2. SEO Was No Longer Reliable
Organic traffic from Baidu was already declining, reflecting broader shifts in user behavior and platform dynamics.
In short:
The traditional “traffic acquisition” playbook was no longer working.
The Strategic Shift: From Traffic Acquisition to Search Demand Creation
Instead of chasing declining channels, the strategy pivoted toward a different question:
How do we increase demand—rather than just capture it?
This led to a new approach:
Content Distribution + AI Search Visibility (GEO)
The strategy focused on two objectives:
- Increase brand exposure across high-authority third-party platforms
- Strengthen visibility in AI-generated answers (citations), influencing indirect search behavior
This reflects a broader shift also impacting platforms like Google:
Users are no longer just searching—they are asking.
And what they see in answers influences what they search next.

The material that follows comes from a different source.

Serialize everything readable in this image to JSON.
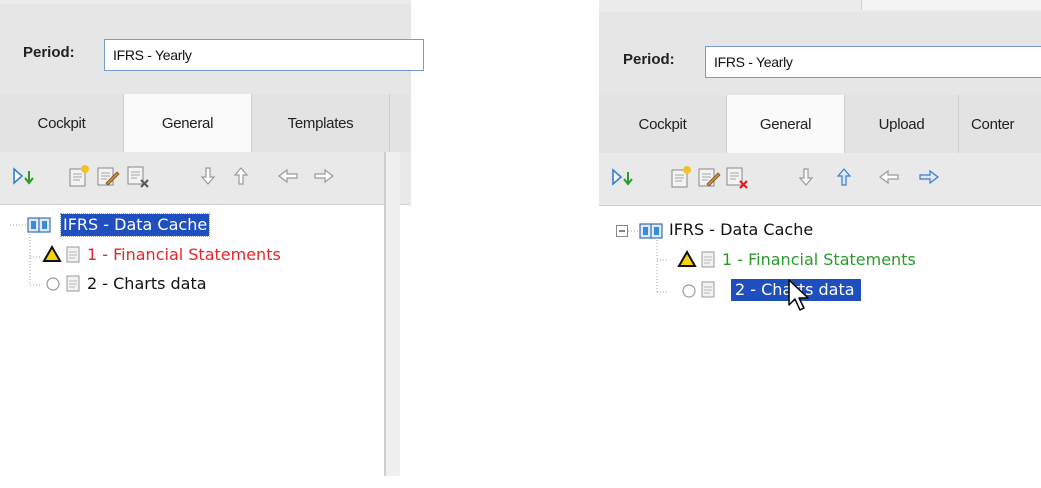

Execution: Building Distributed Brand Presence
Starting February 2026, the campaign implemented a structured content distribution strategy:
Content Production
- Minimum 5 articles per month
- Focus on:
- Technical education (e.g., micro-machining processes)
- Industry applications
- Brand positioning and capabilities
Platform Distribution
Content was published across a wide range of high-authority Chinese platforms, including:
- Engineering communities (e.g., forums, technical portals)
- Content ecosystems (e.g., knowledge-sharing platforms)
- Developer and cloud platforms
- News and aggregation sites
Brand Asset Integration
Each piece included:
- Brand name
- Visual assets (images)
- Official website links
This ensured consistent brand reinforcement across the ecosystem.
Results: Recovery Within 3 Months
Within one month of execution, early signals began to emerge.
Comparing February to March 2026:
- Branded search volume increased from 31 to 41 (+32%)
- Brand-related website traffic from Baidu increased by 35%
- Monthly leads recovered to ~20 (back to 2024 levels)
More importantly:
- The sales team reported improved pipeline quality
- Overall commercial performance stabilized and began improving
Why It Worked
This strategy succeeded not because of volume—but because of alignment with how search behavior is changing.
1. Brand Visibility Drives Search Demand
Users search for brands they recognize. Increasing exposure across trusted platforms directly impacts branded search volume.
2. Third-Party Platforms Influence AI Answers
Content published on authoritative platforms has a higher chance of being referenced (cited) in AI-generated answers.
3. AI Visibility → Indirect Traffic Growth
When a brand appears in answers, users are more likely to:
- Search for the brand
- Visit the official website
- Trust the company
4. Distributed Presence Builds Trust Faster
In China’s digital ecosystem, credibility is not built on a single website—but across multiple platforms.
Key Takeaways for B2B Companies in China
If you are a B2B company targeting the Chinese market, this case highlights several critical shifts:
- Traffic is no longer the starting point—demand is
- PPC alone cannot sustain growth
- SEO is becoming less predictable
- AI-driven discovery is reshaping user behavior
Most importantly:
If your brand is not visible across the ecosystem, it will not be visible in search.
Conclusion
This case demonstrates that even high-performing companies can face sudden declines when the underlying dynamics of search change.
But it also shows that recovery is possible—by adapting strategy, not just increasing budget.
In today’s environment, the question is no longer:
“How do we get more clicks?”
But rather:
“How do we become visible everywhere our customers are looking—or asking?”